Currently commanding a market cap north of $75 billion, the company's newfound profitability of $1.9 billion in net income over the last year makes it eligible to be added to the S&P 500.

Perhaps more interesting to individual investors, despite growing sales by 40% in 2022 -- while generating $3.4 billion in FCF -- Airbnb's share price remains down over 20% in the last year.

Now trading at 23 times FCF, and considering management's guidance for 16% to 21% revenue growth in Q1 of 2023 versus the year-ago quarter, the stock looks reasonably priced. Moreover, with analysts expecting a solid 14% revenue growth for all of 2023, investors may be wise to consider Airbnb's burgeoning two-sided network effect at today's prices.
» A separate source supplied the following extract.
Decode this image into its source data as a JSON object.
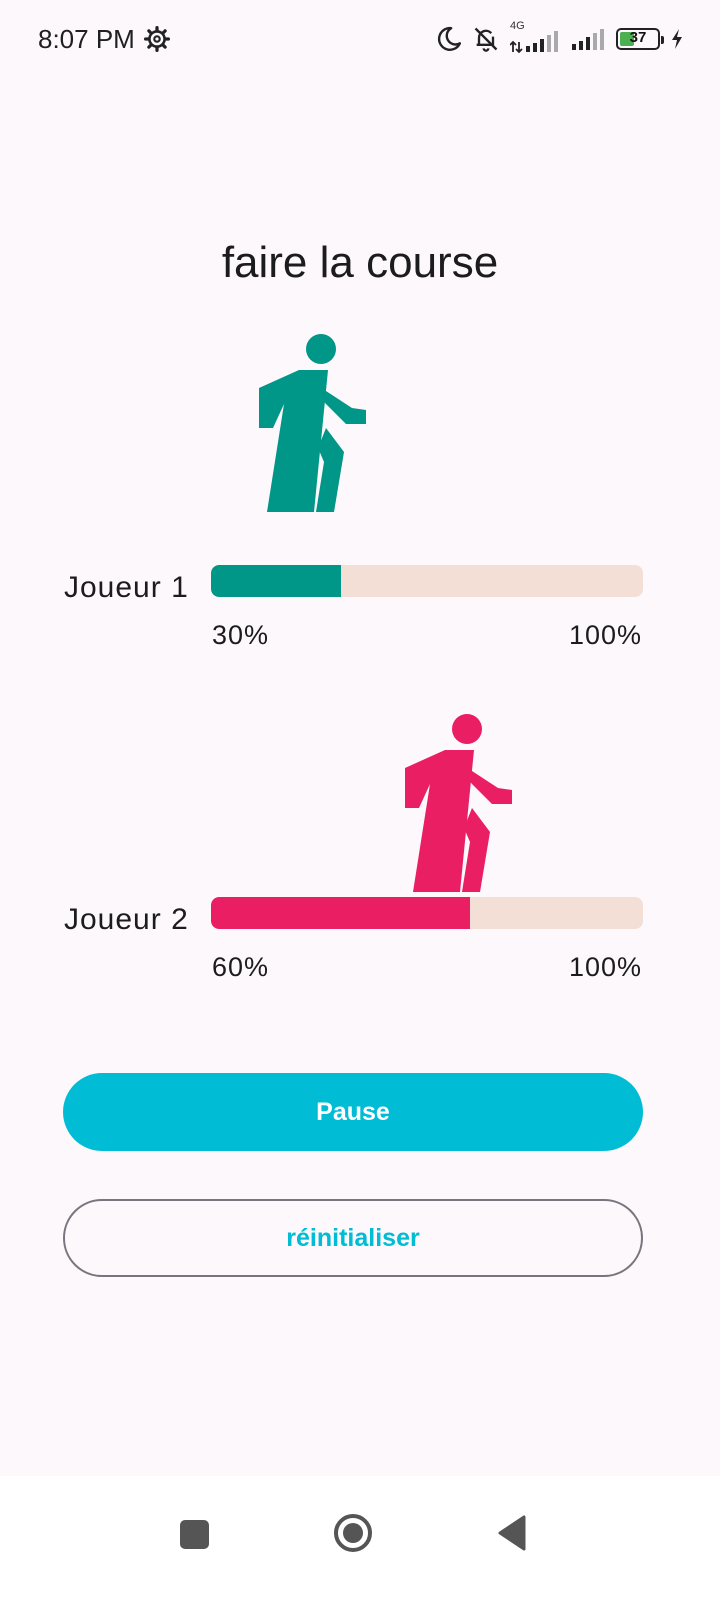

Two-sided network effects are potent for businesses because each new participant -- guests and hosts, in Airbnb's case -- adds theoretically compounding value as they join. Even better for potential investors in the company: 36% of Airbnb's current hosts were once guests on the platform.

This is very interesting as it demonstrates a "stickiness" from users returning to the platform and a nice flywheel effect as guests transition to become hosts over time, creating a more robust two-sided network. As hosting becomes increasingly mainstream, look for the S&P 500 index to give the young company consideration over the coming years.